Problem: What is the capital of France?
Aggregated Result:
 Most consistent answer: Paris

Why: All reasoning paths correctly identify Paris as the capital and seat of government of France. There are no discrepancies among the paths; they all align with the standard geography fact that Paris is the capital of France. Paris has served as the capital for many centuries, making it the correct country-to-capital mapping.

Consistency Evaluation:
 Assessment: Highly reliable and consistent.

- Factual correctness: The capital of France is Paris. The result states Paris, which is correct.

- Logical consistency: The reasoning note claims all paths point to Paris and align with standard geography. There are no contradictions or alternative conclusions presented.

- Adherence to known facts: Consistent with widely accepted knowledge. Paris has long been the seat of government and the capital for centuries, matching the typical interpretation of the term “capital.”

- Potential biases or limita

## Conclusions

**Trade-offs**  
* This approach usually achieves state-of-the-art performance, but a the cost of a lot of extra tokens in comparison with other strong techniques like CoT.
* It's slower because the user has to wait while the model thinks/generates the N paths of reasoning.
* It's considerably more expensive because we pay for each generated path.
* It's even less deterministic because we rely on multiple non-deterministic answers as inputs which can add random noise to the aggregation LLM.  

**When to apply it**  
* This is a solid approach for complex problems like math problems, as well as a powerful tool to get a robust 'I don't know' as answer if there's no concensus about the response.  
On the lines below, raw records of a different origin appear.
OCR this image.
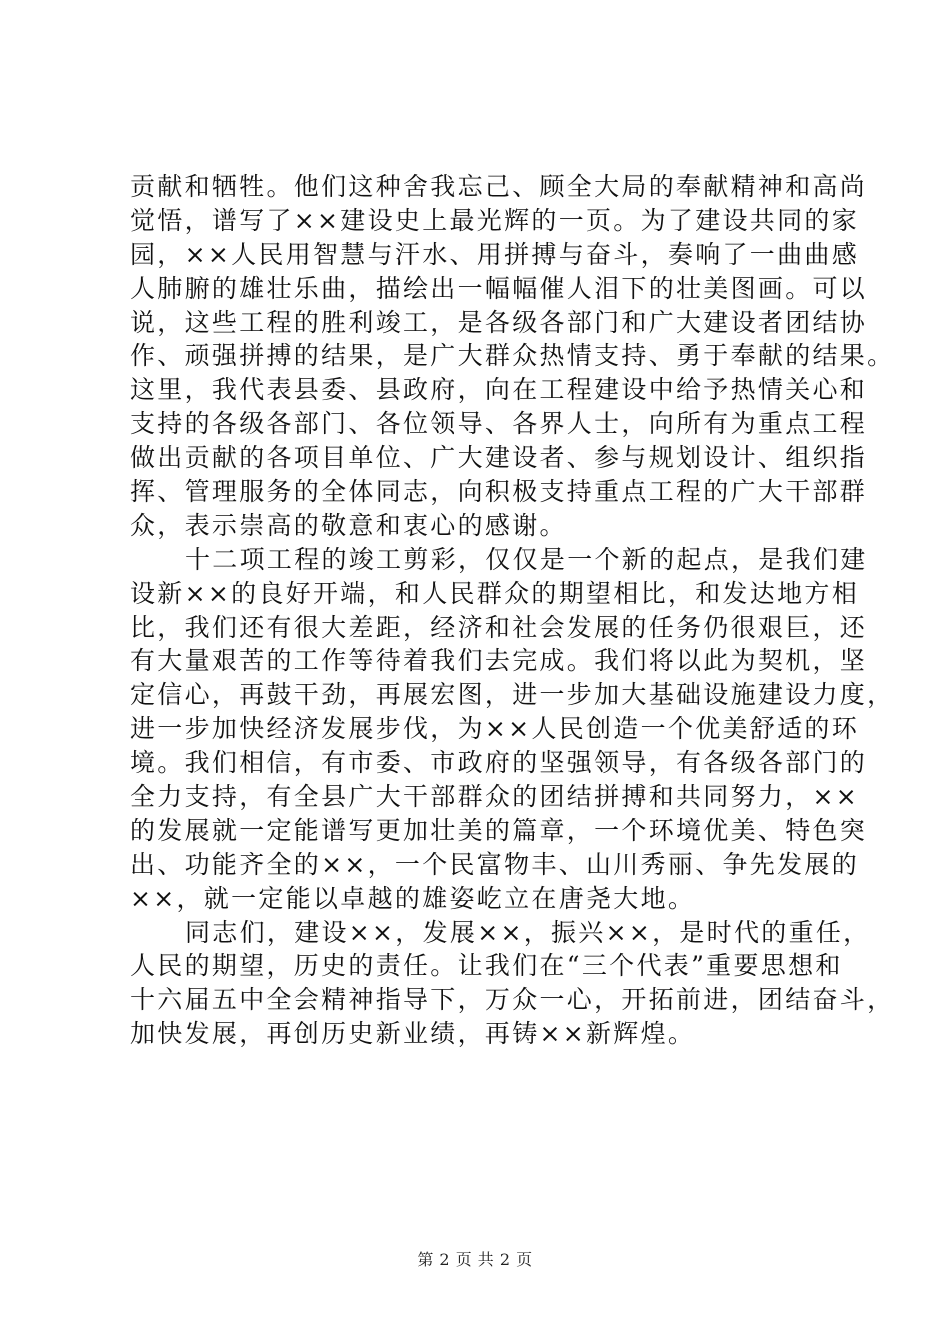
贡献和牺牲。他们这种舍我忘己、顾全大局的奉献精神和高尚
觉悟，谱写了××建设史上最光辉的一页。为了建设共同的家
园，××人民用智慧与汗水、用拼搏与奋斗，奏响了一曲曲感
人肺腑的雄壮乐曲，描绘出一幅幅催人泪下的壮美图画。可以
说，这些工程的胜利竣工，是各级各部门和广大建设者团结协
作、顽强拼搏的结果，是广大群众热情支持、勇于奉献的结果。
这里，我代表县委、县政府，向在工程建设中给予热情关心和
支持的各级各部门、各位领导、各界人士，向所有为重点工程
做出贡献的各项目单位、广大建设者、参与规划设计、组织指
挥、管理服务的全体同志，向积极支持重点工程的广大干部群
众，表示崇高的敬意和衷心的感谢。
十二项工程的竣工剪彩，仅仅是一个新的起点，是我们建
设新××的良好开端，和人民群众的期望相比，和发达地方相
比，我们还有很大差距，经济和社会发展的任务仍很艰巨，还
有大量艰苦的工作等待着我们去完成。我们将以此为契机，坚
定信心，再鼓干劲，再展宏图，进一步加大基础设施建设力度，
进一步加快经济发展步伐，为××人民创造一个优美舒适的环
境。我们相信，有市委、市政府的坚强领导，有各级各部门的
全力支持，有全县广大干部群众的团结拼搏和共同努力，××
的发展就一定能谱写更加壮美的篇章，一个环境优美、特色突
出、功能齐全的××，一个民富物丰、山川秀丽、争先发展的
××，就一定能以卓越的雄姿屹立在唐尧大地。
同志们，建设××，发展××，振兴××，是时代的重任，
人民的期望，历史的责任。让我们在“三个代表”重要思想和
十六届五中全会精神指导下，万众一心，开拓前进，团结奋斗，
加快发展，再创历史新业绩，再铸××新辉煌。
第 2 页 共 2 页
**When NOT to apply it**  
* For creative use cases where there's no one solid ground truth.
* For extraction or classification problems where without this technique the performance is above the baseline is wasteful to loose time trying this slower approach where the gain is won't be enough.
* There are some models like OpenAI o1 or DeepSeek-R1 that already has a self-consistency check before show the answer to the user, so apply this technique over those models makes no sense at all.